Last week, a paper was published by Craig Venter and colleagues that claimed to predict people’s physical traits from their DNA.

The approach used in the study, correctly identified an individual out of a group of ten people randomly selected from the Human Longevity, Inc (HLI) database 74% of the time, as a result of genome sequencing. The findings suggest that law-enforcement agencies, scientists and others who handle human genomes should protect the data carefully to prevent people from being identified by their DNA alone.

After sequencing the whole genomes of 1,061 people of varying ages and ethnic backgrounds, the researchers used an artificial intelligence approach to find small differences in DNA sequences, called SNPs, associated with facial features such as cheekbone height.

However, according to Scientific American, geneticists who have since reviewed the paper believe the claim is vastly exaggerated. Mark Shriver, an anthropologist at Pennsylvania State University in University Park, explained, “I don’t think this paper raises those risks, because they haven’t demonstrated any ability to individuate this person from DNA.”

In a randomly selected group of ten people, especially one chosen from a data set as small and diverse as HLI’s, knowing age, sex and race alone rules out most of the individuals, he explained.

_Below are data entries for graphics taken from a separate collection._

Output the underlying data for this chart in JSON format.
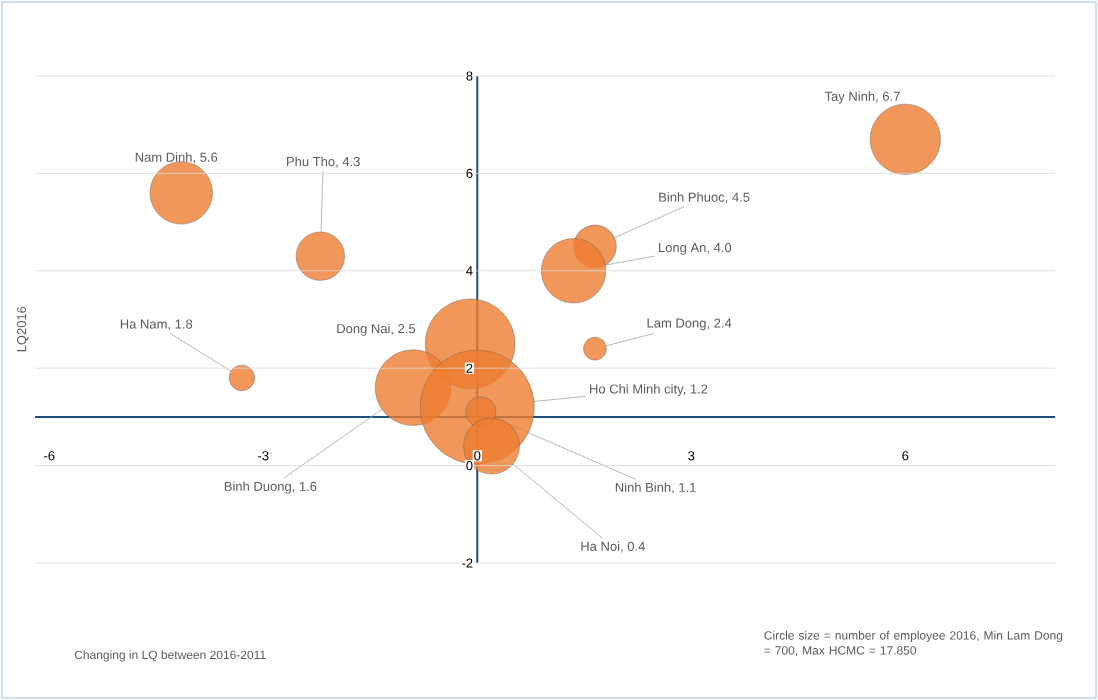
{
  "chart_data": {
    "type": "bubble",
    "x": [
      6.0,
      -4.15,
      -2.2,
      1.65,
      1.35,
      1.65,
      -3.3,
      -0.1,
      -0.9,
      0.0,
      0.05,
      0.2
    ],
    "values": [
      6.7,
      5.6,
      4.3,
      4.5,
      4.0,
      2.4,
      1.8,
      2.5,
      1.6,
      1.2,
      1.1,
      0.4
    ],
    "sizes": [
      0.38,
      0.3,
      0.18,
      0.14,
      0.32,
      0.04,
      0.05,
      0.62,
      0.44,
      1,
      0.07,
      0.24
    ],
    "value_labels": [
      "Tay Ninh, 6.7",
      "Nam Dinh, 5.6",
      "Phu Tho, 4.3",
      "Binh Phuoc, 4.5",
      "Long An, 4.0",
      "Lam Dong, 2.4",
      "Ha Nam, 1.8",
      "Dong Nai, 2.5",
      "Binh Duong, 1.6",
      "Ho Chi Minh city, 1.2",
      "Ninh Binh, 1.1",
      "Ha Noi, 0.4"
    ],
    "color": "#ed7d31",
    "ylabel": "LQ2016",
    "xlim": [
      -6.2,
      8.1
    ],
    "ylim": [
      -2,
      8
    ],
    "xticks": [
      -6,
      -3,
      0,
      3,
      6
    ],
    "yticks": [
      -2,
      0,
      2,
      4,
      6,
      8
    ],
    "grid": "y",
    "ref_lines": [
      {
        "axis": "y",
        "value": 1,
        "color": "#1f4e79"
      }
    ],
    "annotations": [
      "Changing in LQ between 2016-2011",
      "Circle size = number of employee 2016, Min Lam Dong = 700, Max HCMC = 17.850"
    ]
  }
}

To demonstrate this, computational biologist Yaniv Erlich of Columbia University in New York City looked at the age, sex and ethnicity data from HLI’s paper. In a study on the preprint server bioRxiv, he calculated that knowing only those three traits was sufficient to identify an individual out of a group of ten people in the HLI data set 75% of the time. Erlich contends that there was no need to know anything about the people’s genomes. Furthermore, he added, HLI’s reconstructions of facial structure from SNPs are not highly specific, they tend to look as much like an individual as anyone of that person’s sex and race.

To add fire to the fuel, Jason Piper, a computational biologist and a paper co-author who now works at Apple in Singapore, agrees that the paper misrepresents the findings that he and the other co-authors produced.

On Twitter, he expressed his view that in his opinion, HLI has a potential conflict of interest in encouraging restricted access to DNA databases. “I think genetic privacy is very important, but the approach being taken is the wrong one,” Piper said. “In order to get more information out of the genome, people have to share.” A more useful approach, he said, would be to find a way to make genomic data public without allowing individuals to be identified. 

Responding to recent criticism, the company released a statement commented, “HLI stands by the protection of genome data and the promotion of modern solutions for data exchange.”